Rail Freight

Rail Freight Procurement Categories

  • Track – labour (skilled, technical, engineering, and unskilled), signalling equipment, electrification management and support (possible but unlikely, since most of these functions will be provided in-house).
  • Facilities – construction and maintenance of yards and permanent way.
  • Fleet – locomotive and wagon manufacturers (including supplier liaison), maintenance of wagons and locomotives, and stabling of locomotives and track maintenance vehicles.
  • Transport operations – automated (and possibly manual) train formation switches, shunting engines, GPS and RFID technology and management, goods and materials distribution facilities (additional logistics processes involving, for example, forklift trucks, container cranes, warehousing), road vehicles.
  • Fuel – procurement and handling/distribution.
  • Transport support functions (waste management).
  • Products and supplies (IT products and consumables).

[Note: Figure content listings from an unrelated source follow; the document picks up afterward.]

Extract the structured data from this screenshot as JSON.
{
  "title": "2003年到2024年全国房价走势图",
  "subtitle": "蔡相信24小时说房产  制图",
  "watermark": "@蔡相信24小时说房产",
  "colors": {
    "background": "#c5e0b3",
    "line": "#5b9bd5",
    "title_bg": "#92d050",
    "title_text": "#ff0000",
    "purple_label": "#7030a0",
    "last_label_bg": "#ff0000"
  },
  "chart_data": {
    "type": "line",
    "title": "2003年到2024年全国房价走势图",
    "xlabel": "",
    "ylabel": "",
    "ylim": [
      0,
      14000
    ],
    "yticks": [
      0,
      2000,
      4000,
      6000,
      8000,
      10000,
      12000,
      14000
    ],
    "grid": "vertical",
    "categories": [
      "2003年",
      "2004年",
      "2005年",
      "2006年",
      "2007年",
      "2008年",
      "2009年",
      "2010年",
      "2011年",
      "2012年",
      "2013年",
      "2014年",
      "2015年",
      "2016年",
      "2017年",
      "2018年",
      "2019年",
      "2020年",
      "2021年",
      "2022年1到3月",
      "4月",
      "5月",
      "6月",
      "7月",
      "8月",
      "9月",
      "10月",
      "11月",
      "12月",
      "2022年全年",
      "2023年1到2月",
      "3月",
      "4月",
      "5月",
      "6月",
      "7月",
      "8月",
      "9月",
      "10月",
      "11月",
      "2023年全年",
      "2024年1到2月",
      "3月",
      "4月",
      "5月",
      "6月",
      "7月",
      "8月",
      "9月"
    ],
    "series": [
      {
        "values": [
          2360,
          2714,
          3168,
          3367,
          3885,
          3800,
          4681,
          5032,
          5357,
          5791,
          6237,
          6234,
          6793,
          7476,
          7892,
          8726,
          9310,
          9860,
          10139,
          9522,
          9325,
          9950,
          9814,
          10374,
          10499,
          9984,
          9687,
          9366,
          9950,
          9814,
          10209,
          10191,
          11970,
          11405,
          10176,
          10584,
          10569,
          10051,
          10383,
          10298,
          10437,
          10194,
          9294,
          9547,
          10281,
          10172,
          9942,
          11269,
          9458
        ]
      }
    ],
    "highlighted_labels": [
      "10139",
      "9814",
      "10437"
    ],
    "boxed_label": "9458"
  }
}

Detailed knowledge of the general DB procurement strategy will be valuable, if a supply chain-level understanding of the organisation is sought. Central procurement is likely to generate volume purchase economies, but given the variety of rail systems across Europe, locally-specific locomotives might have several cost/efficiency advantages, such as proximity to the maker’s facilities, local availability of drivers qualified to drive that class of locomotive, low cost of spares, network suitability, and so on. However, from the group perspective, such advantages are likely undermined by the practical difficulties of deploying a highly regional locomotive to elsewhere in the group (in response to sudden requirements for capacity increase, for example).